Un autre levier : simplifier l'offre légale
Le texte de loi ne mise pas uniquement sur la répression. Il ouvre aussi la possibilité de commercialiser les droits médias sportifs en un seul lot, plutôt qu'en plusieurs abonnements distincts. Marina Ferrari y voit un moyen de s'attaquer à l'une des racines du problème : « C'est aussi ce qui pousse parfois, du fait de la contrainte économique, à recourir à une IPTV », explique-t-elle.
L'idée : un abonnement unique, à un tarif fixé par le marché, pourrait réduire l'attrait économique du piratage pour une partie des amateurs de football qui y recourent avant tout par souci de budget.
Les diffuseurs aussi montent au front
Mais la lutte ne se joue pas uniquement au niveau réglementaire. Canal+ et LaLiga ont annoncé un accord stratégique de coopération antipiratage couvrant près de 50 pays, en Europe, en Afrique subsaharienne et en Haïti avec une mutualisation de leurs technologies et de leurs capacités d'analyse. Pour Javier Tebas, président de LaLiga, « aucun acteur ne peut y faire face tout seul », en évoquant le piratage.
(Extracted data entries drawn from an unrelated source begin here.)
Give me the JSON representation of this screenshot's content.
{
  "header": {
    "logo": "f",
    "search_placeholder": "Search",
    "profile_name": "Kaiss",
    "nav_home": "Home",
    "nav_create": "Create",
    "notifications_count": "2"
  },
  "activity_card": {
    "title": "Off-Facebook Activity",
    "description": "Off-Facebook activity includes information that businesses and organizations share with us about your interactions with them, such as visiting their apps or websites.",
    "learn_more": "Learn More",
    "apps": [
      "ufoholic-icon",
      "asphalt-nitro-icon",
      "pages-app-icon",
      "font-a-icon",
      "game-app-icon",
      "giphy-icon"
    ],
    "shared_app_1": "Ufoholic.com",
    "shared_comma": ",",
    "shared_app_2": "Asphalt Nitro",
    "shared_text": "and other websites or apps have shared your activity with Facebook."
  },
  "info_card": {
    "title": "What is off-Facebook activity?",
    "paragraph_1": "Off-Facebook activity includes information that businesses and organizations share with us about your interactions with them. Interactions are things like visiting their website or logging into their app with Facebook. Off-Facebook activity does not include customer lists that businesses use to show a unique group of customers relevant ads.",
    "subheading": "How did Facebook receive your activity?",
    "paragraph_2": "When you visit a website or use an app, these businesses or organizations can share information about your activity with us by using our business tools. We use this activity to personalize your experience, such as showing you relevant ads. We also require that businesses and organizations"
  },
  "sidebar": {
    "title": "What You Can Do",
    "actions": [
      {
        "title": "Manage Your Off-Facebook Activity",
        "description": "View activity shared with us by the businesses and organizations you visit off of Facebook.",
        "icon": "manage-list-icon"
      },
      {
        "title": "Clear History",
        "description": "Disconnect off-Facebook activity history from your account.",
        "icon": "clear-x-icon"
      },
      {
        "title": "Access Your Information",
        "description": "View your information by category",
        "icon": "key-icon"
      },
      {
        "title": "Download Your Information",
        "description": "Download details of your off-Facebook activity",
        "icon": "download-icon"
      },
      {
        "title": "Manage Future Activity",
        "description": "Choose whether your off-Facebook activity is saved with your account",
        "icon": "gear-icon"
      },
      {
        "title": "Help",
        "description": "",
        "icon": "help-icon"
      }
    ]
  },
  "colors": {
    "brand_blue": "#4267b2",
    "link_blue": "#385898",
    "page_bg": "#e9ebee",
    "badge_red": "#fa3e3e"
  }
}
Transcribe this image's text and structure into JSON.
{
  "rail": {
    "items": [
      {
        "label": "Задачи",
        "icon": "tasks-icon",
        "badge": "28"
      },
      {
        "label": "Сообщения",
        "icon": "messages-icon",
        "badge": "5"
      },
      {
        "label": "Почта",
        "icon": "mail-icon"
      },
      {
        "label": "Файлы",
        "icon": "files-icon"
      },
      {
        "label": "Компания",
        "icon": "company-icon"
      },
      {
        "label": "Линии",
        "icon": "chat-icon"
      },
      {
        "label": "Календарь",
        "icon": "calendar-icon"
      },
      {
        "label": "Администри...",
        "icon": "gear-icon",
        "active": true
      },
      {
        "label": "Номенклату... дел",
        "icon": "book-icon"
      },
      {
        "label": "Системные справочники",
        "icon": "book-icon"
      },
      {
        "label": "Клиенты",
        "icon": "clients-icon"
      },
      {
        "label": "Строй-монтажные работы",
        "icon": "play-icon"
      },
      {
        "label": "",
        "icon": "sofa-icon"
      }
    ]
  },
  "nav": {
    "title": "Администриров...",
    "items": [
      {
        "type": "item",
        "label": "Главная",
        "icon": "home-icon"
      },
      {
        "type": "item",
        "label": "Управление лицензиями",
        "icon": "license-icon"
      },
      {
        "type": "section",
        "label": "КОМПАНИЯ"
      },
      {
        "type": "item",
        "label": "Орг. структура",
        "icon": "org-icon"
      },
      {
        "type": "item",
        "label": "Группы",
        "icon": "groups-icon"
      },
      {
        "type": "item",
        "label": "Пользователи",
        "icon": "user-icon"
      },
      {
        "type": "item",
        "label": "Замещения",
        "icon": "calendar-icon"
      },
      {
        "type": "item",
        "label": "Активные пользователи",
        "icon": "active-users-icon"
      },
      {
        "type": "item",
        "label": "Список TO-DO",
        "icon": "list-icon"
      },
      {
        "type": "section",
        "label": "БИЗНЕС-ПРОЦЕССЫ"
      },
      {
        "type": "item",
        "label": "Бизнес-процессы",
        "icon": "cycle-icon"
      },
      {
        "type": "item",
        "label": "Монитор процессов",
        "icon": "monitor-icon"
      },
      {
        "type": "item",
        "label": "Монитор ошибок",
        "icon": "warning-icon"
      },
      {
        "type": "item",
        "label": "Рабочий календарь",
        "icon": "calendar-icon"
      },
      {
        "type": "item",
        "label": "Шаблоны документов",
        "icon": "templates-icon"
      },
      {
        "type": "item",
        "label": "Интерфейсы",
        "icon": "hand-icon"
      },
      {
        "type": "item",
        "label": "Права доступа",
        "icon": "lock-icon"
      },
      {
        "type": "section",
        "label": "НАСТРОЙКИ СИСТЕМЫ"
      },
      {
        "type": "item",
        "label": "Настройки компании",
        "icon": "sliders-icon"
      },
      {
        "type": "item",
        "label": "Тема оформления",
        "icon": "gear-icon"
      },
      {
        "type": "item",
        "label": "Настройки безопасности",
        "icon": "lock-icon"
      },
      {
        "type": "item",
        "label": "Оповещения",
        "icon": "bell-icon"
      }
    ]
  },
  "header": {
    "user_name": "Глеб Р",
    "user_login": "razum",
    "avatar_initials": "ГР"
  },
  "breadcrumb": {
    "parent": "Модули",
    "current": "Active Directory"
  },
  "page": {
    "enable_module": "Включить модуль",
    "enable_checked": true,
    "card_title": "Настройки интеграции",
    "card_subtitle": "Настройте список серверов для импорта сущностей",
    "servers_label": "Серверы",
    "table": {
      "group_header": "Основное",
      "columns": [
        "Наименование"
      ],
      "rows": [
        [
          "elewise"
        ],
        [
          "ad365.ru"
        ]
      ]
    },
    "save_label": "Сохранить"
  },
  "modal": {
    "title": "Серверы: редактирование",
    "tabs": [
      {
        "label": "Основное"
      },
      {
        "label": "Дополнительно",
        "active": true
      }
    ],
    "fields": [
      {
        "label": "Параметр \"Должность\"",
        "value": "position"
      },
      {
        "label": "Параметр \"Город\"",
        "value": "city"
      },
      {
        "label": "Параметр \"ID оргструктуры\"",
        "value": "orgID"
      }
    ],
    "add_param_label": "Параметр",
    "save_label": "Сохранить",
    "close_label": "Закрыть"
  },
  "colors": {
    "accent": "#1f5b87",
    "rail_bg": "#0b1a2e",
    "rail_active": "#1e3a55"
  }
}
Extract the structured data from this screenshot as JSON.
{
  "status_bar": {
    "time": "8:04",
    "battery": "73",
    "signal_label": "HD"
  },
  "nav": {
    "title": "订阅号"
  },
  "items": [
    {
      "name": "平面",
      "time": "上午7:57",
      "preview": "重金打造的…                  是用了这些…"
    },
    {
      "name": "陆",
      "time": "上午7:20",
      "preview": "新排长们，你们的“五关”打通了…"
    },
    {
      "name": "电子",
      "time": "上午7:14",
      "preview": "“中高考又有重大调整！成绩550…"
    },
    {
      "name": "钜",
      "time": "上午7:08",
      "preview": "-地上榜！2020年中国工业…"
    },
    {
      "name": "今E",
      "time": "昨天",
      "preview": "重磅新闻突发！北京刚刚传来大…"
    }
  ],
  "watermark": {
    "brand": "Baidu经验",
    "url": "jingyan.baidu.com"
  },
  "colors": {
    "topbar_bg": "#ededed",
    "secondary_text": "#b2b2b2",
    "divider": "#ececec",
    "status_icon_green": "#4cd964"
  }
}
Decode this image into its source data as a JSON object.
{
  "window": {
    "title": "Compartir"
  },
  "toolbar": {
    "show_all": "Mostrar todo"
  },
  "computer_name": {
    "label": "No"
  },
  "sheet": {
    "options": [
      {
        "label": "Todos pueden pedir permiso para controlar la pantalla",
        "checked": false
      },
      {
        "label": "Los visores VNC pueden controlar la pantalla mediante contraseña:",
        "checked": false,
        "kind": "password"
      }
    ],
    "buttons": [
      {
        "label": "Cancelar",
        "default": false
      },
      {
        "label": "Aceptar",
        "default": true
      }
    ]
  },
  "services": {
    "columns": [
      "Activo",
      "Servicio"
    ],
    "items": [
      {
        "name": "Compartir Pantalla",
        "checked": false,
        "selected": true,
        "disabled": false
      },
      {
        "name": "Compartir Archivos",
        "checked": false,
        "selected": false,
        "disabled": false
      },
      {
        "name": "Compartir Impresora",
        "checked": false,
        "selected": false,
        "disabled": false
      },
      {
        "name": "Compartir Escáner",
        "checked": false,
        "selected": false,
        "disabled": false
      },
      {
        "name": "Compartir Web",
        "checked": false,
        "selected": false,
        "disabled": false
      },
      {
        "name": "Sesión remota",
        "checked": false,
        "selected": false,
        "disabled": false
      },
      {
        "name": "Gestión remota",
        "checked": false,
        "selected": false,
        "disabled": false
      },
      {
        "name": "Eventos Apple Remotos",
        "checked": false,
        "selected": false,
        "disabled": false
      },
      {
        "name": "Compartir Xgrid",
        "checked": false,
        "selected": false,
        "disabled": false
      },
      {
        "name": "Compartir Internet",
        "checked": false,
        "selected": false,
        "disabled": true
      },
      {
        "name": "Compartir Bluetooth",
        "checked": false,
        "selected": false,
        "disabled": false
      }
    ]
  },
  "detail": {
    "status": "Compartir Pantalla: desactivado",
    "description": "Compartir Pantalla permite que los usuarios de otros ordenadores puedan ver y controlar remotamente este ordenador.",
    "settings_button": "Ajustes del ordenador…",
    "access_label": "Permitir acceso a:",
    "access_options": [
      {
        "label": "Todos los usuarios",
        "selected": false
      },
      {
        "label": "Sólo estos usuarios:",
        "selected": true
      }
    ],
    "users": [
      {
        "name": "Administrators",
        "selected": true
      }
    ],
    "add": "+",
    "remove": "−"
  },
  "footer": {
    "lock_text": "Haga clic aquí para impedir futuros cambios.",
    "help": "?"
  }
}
Le président du directoire de Canal+, Maxime Saada, insiste de son côté sur la dimension collective du combat, rappelant que le piratage prive l'ensemble de l’écosystème (centres de formation, clubs, production audiovisuelle) de ressources essentielles à son financement.
Une course interminable ?
Reste l'inconnue centrale : les réseaux pirates ont toujours su s'adapter, changeant de serveurs ou d'adresses IP dès qu'un blocage est détecté. Rien ne garantit qu'un dispositif plus rapide suffise à inverser définitivement la tendance. Mais en réduisant drastiquement la fenêtre pendant laquelle un flux pirate reste accessible, l'Arcom espère au moins rendre le piratage sportif nettement moins attractif, quitte à devoir, une fois encore, courir derrière la prochaine parade.